298. The CEO as a Resilience Leader

Inside the Strategy Room

298. The CEO as a Resilience Leader

Inside the Strategy RoomApr 10, 2026

Why It Matters

As disruptions—from geopolitical tensions to rapid tech change—accelerate, companies that can quickly adapt will capture market share while others falter. Understanding and measuring resilience equips leaders to protect financial health, maintain operations, and seize emerging opportunities, making this episode essential for any executive aiming to future‑proof their organization.

Key Takeaways

  • CEOs prioritize resilience as strategic, not just defensive capability.
  • Only 13% measure resilience KPIs; 16% reactively prepared.
  • Financial resilience easy to track; operational, organizational need more focus.
  • Scenario planning must align with core business breakpoints, avoid paralysis.
  • Building gritty teams and individual adaptability fuels organizational resilience.

Pulse Analysis

Today's CEOs face a relentless stream of geopolitical, technological and supply‑chain shocks, making resilience a board‑level imperative rather than a peripheral buzzword. Research from McKinsey shows only 16 % of firms feel prepared to react, and a mere 13 % track resilience with dedicated KPIs, underscoring a massive gap between aspiration and execution. By tying resilience capabilities directly to strategic business objectives—whether expanding market share or launching new products—leaders can turn uncertainty into a source of competitive advantage. This strategic alignment transforms resilience from a defensive safety net into a growth engine that CEOs can champion across the organization.
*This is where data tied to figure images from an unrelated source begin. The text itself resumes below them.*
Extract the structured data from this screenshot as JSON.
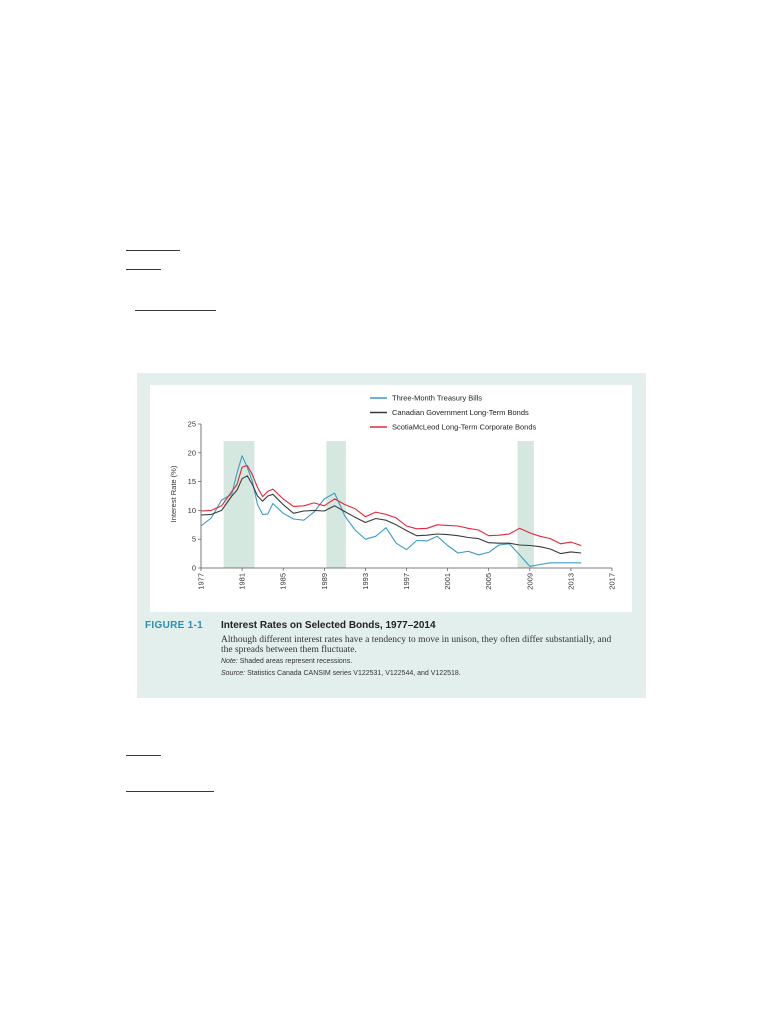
{
  "figure": {
    "number": "FIGURE 1-1",
    "title": "Interest Rates on Selected Bonds, 1977–2014",
    "description": "Although different interest rates have a tendency to move in unison, they often differ substantially, and the spreads between them fluctuate.",
    "note_label": "Note:",
    "note_text": "Shaded areas represent recessions.",
    "source_label": "Source:",
    "source_text": "Statistics Canada CANSIM series V122531, V122544, and V122518."
  },
  "colors": {
    "panel": "#e3efec",
    "recession": "#d4e8df",
    "tbill": "#3d9cc6",
    "gov": "#3b3b3b",
    "corp": "#e0283a"
  },
  "chart_data": {
    "type": "line",
    "title": "",
    "xlabel": "",
    "ylabel": "Interest Rate (%)",
    "xlim": [
      1977,
      2017
    ],
    "ylim": [
      0,
      25
    ],
    "xticks": [
      "1977",
      "1981",
      "1985",
      "1989",
      "1993",
      "1997",
      "2001",
      "2005",
      "2009",
      "2013",
      "2017"
    ],
    "yticks": [
      "0",
      "5",
      "10",
      "15",
      "20",
      "25"
    ],
    "legend_position": "top-right",
    "recessions": [
      [
        1979.2,
        1982.2
      ],
      [
        1989.2,
        1991.1
      ],
      [
        2007.8,
        2009.4
      ]
    ],
    "x": [
      1977,
      1978,
      1979,
      1980,
      1980.5,
      1981,
      1981.5,
      1982,
      1982.5,
      1983,
      1983.5,
      1984,
      1985,
      1986,
      1987,
      1988,
      1989,
      1990,
      1991,
      1992,
      1993,
      1994,
      1995,
      1996,
      1997,
      1998,
      1999,
      2000,
      2001,
      2002,
      2003,
      2004,
      2005,
      2006,
      2007,
      2008,
      2009,
      2010,
      2011,
      2012,
      2013,
      2014
    ],
    "series": [
      {
        "name": "Three-Month Treasury Bills",
        "color_key": "tbill",
        "values": [
          7.3,
          8.7,
          11.8,
          12.8,
          16.5,
          19.5,
          17.5,
          15.0,
          11.0,
          9.3,
          9.4,
          11.2,
          9.5,
          8.5,
          8.3,
          9.7,
          12.0,
          13.0,
          9.0,
          6.6,
          5.0,
          5.5,
          7.0,
          4.3,
          3.2,
          4.8,
          4.7,
          5.5,
          3.9,
          2.6,
          2.9,
          2.3,
          2.7,
          4.0,
          4.2,
          2.3,
          0.3,
          0.6,
          0.9,
          0.9,
          0.9,
          0.9
        ]
      },
      {
        "name": "Canadian Government Long-Term Bonds",
        "color_key": "gov",
        "values": [
          9.2,
          9.3,
          10.0,
          12.5,
          13.5,
          15.5,
          16.0,
          14.5,
          12.5,
          11.6,
          12.5,
          12.8,
          11.0,
          9.5,
          9.9,
          10.0,
          9.9,
          10.8,
          9.8,
          8.8,
          7.9,
          8.6,
          8.3,
          7.5,
          6.5,
          5.6,
          5.7,
          5.9,
          5.8,
          5.6,
          5.3,
          5.1,
          4.4,
          4.3,
          4.3,
          4.0,
          3.9,
          3.7,
          3.3,
          2.5,
          2.8,
          2.6
        ]
      },
      {
        "name": "ScotiaMcLeod Long-Term Corporate Bonds",
        "color_key": "corp",
        "values": [
          9.9,
          10.0,
          10.8,
          13.3,
          14.5,
          17.5,
          17.8,
          16.2,
          14.0,
          12.4,
          13.3,
          13.7,
          12.0,
          10.7,
          10.8,
          11.3,
          10.8,
          12.0,
          11.0,
          10.3,
          8.9,
          9.7,
          9.3,
          8.7,
          7.3,
          6.8,
          6.9,
          7.5,
          7.4,
          7.3,
          6.9,
          6.6,
          5.6,
          5.7,
          5.9,
          6.9,
          6.1,
          5.5,
          5.1,
          4.2,
          4.5,
          3.9
        ]
      }
    ]
  }
}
Measuring resilience requires a balanced scorecard that spans four interrelated muscles: financial flexibility, operational agility, recovery speed, and redundancy. Financial resilience is the most accessible, tracked through liquidity, available capital and the ability to fund opportunistic investments during disruption. Operational resilience is harder to quantify but can be captured with metrics such as fixed‑versus‑flexible cost ratios, production changeover time, and supply‑chain diversification indices. Recovery‑time‑objective (RTO) and service‑level‑agreement (SLA) degradation rates reveal how quickly systems bounce back, while redundancy metrics assess the depth of backup processes. Together these KPIs give CEOs a clear view of where to allocate resources.

Effective implementation hinges on disciplined scenario planning and a culture of adaptable teams. Rather than exhaustive “scenario paralysis,” executives should conduct reverse stress tests that focus on the organization’s most critical breakpoints—such as production timeliness or data‑center uptime—and design mitigation plans accordingly. Building gritty, cross‑functional teams with clear change‑agent roles enhances both organizational and individual resilience, enabling rapid pivots when shocks arrive. When CEOs embed explicit resilience targets into performance reviews and tie investment decisions to measurable outcomes, the ROI becomes evident: firms that are operationally resilient are twice as likely to maintain output during crises, turning disruption into opportunity.

Episode Description

Building resilience is a critical skill for organizations today, yet our research shows that many leaders and organizations don’t spend enough time building their resilience to navigate current and emerging risks. In this episode, two authors of a recent article on the topic discuss how organizations can better prepare for what they face today and in the future.

Ida Kristensen is a senior partner in our New York office and the global co-leader of our Risk and Resilience Practice. She advises clients across sectors on risk, strategy, and operational topics spanning enterprise risk management, resilience, organization and talent, cybersecurity, regulatory compliance, and operational improvement. And Linda Liu is a partner in our New York office and a leader in our Risk and Resilience Practice and our crisis response initiative. She works with global organizations on strategy, risk, operations, and organizational transformation.